Nel corso della stagione si volerà così in Egitto, “sacra” passione di Giacobbo, con l’immancabile Zahi Hawass, alla scoperta di uno dei monumenti più enigmatici del Paese: il Serapeo di Saqqara e i suoi 24 misteriosi sarcofagi giganti. Ma anche nella torre più alta del Castello Sforzesco a Milano, dove “non entrava nessuno da 40 anni” o sull’orlo dell’Etna, il vulcano più grande d’Europa, dove, pochi sanno, esistono ben 40 piramidi. E poi ancora l’immenso e segreto bunker voluto da Mussolini nel Soratte, i lavori dell’Agenzia Spaziale Italiana che oggi punta a Marte e, a metà strada tra storia e X-Files, la grotta nel Grand Canyon dove, secondo le cronache di un giornale dell’Arizona, oltre cento anni fa un esploratore trovò tracce di un’antica civiltà perduta. Ad aprire la stagione, domani, sarà però l’omaggio agli eroi che diciannove anni fa, a New York, affrontarono l’attacco al World Trade Center, con due testimonianze esclusive.

“Abbiamo incontrato una ragazza di Roma, oggi donna, che quella mattina si trovava proprio lì, a Manhattan – annuncia il conduttore -. E il capo dei vigili del fuoco di New York, che ereditò la carica dal suo amico fraterno, morto sotto le macerie del crollo. Siamo entranti così in empatia, che ci ha permesso eccezionalmente, unica tv europea, di partecipare alla commemorazione che ogni anno ricorda le vittime dell’11 settembre.
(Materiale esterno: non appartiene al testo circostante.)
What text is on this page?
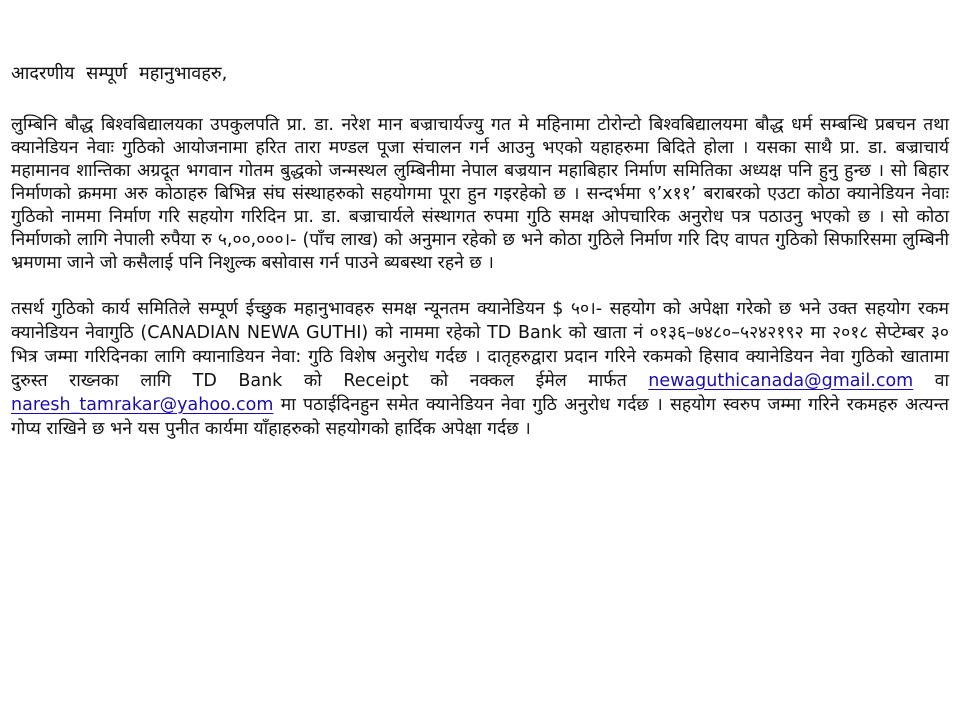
आदरणीय सम्पूर्ण महानुभावहरु,

लुम्बिनि बौद्ध बिश्वबिद्यालयका उपकुलपति प्रा. डा. नरेश मान बज्राचार्यज्यु गत मे महिनामा टोरोन्टो बिश्वबिद्यालयमा बौद्ध धर्म सम्बन्धि प्रबचन तथा क्यानेडियन नेवाः गुठिको आयोजनामा हरित तारा मण्डल पूजा संचालन गर्न आउनु भएको यहाहरुमा बिदिते होला । यसका साथै प्रा. डा. बज्राचार्य महामानव शान्तिका अग्रदूत भगवान गोतम बुद्धको जन्मस्थल लुम्बिनीमा नेपाल बज्रयान महाबिहार निर्माण समितिका अध्यक्ष पनि हुनु हुन्छ । सो बिहार निर्माणको क्रममा अरु कोठाहरु बिभिन्न संघ संस्थाहरुको सहयोगमा पूरा हुन गइरहेको छ । सन्दर्भमा ९’x११’ बराबरको एउटा कोठा क्यानेडियन नेवाः गुठिको नाममा निर्माण गरि सहयोग गरिदिन प्रा. डा. बज्राचार्यले संस्थागत रुपमा गुठि समक्ष ओपचारिक अनुरोध पत्र पठाउनु भएको छ । सो कोठा निर्माणको लागि नेपाली रुपैया रु ५,००,०००।- (पाँच लाख) को अनुमान रहेको छ भने कोठा गुठिले निर्माण गरि दिए वापत गुठिको सिफारिसमा लुम्बिनी भ्रमणमा जाने जो कसैलाई पनि निशुल्क बसोवास गर्न पाउने ब्यबस्था रहने छ ।

तसर्थ गुठिको कार्य समितिले सम्पूर्ण ईच्छुक महानुभावहरु समक्ष न्यूनतम क्यानेडियन $ ५०।- सहयोग को अपेक्षा गरेको छ भने उक्त सहयोग रकम क्यानेडियन नेवागुठि (CANADIAN NEWA GUTHI) को नाममा रहेको TD Bank को खाता नं ०१३६–७४८०–५२४२१९२ मा २०१८ सेप्टेम्बर ३० भित्र जम्मा गरिदिनका लागि क्यानाडियन नेवा: गुठि विशेष अनुरोध गर्दछ । दातृहरुद्वारा प्रदान गरिने रकमको हिसाव क्यानेडियन नेवा गुठिको खातामा दुरुस्त राख्नका लागि TD Bank को Receipt को नक्कल ईमेल मार्फत newaguthicanada@gmail.com वा naresh_tamrakar@yahoo.com मा पठाईदिनहुन समेत क्यानेडियन नेवा गुठि अनुरोध गर्दछ । सहयोग स्वरुप जम्मा गरिने रकमहरु अत्यन्त गोप्य राखिने छ भने यस पुनीत कार्यमा याँहाहरुको सहयोगको हार्दिक अपेक्षा गर्दछ ।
Ancora oggi molti vigili del fuoco muoiono per le malattie o gli infortuni gravi dovuti all’attentato. Un’esperienza davvero intima e toccante, con bambini che mai hanno conosciuto i loro padri”. Girata in parte prima e in parte dopo il lockdown, “Freedom nell’ottava puntata affronterà anche il tema del virus e della pandemia”. E, promette Giacobbo, “sarà una sorpresa. Per terminare le riprese – dice – noi del team, di concerto con le diverse autorità locali, abbiamo creato una sorta di ‘bolla’ per i nostri uomini e i tanti mezzi con cui viaggiamo, sempre testati e in sicurezza. In attesa del vaccino o della medicina risolutiva dobbiamo stare tutti attenti ai nostri comportamenti. Più saremo bravi, meno durerà questo periodo. D’altronde – conclude – nella storia abbiamo affrontato mille volte situazioni altrettanto difficili, ma oggi abbiamo molti più mezzi e capacità”. Intanto in edicola torna anche lo spin off Freedom Magazine, mentre in libreria è appena uscito Storia alternativa del mondo (ed. Mondadori), in cui Giacobbo traccia la storia dell’uomo dalle piramidi a oggi.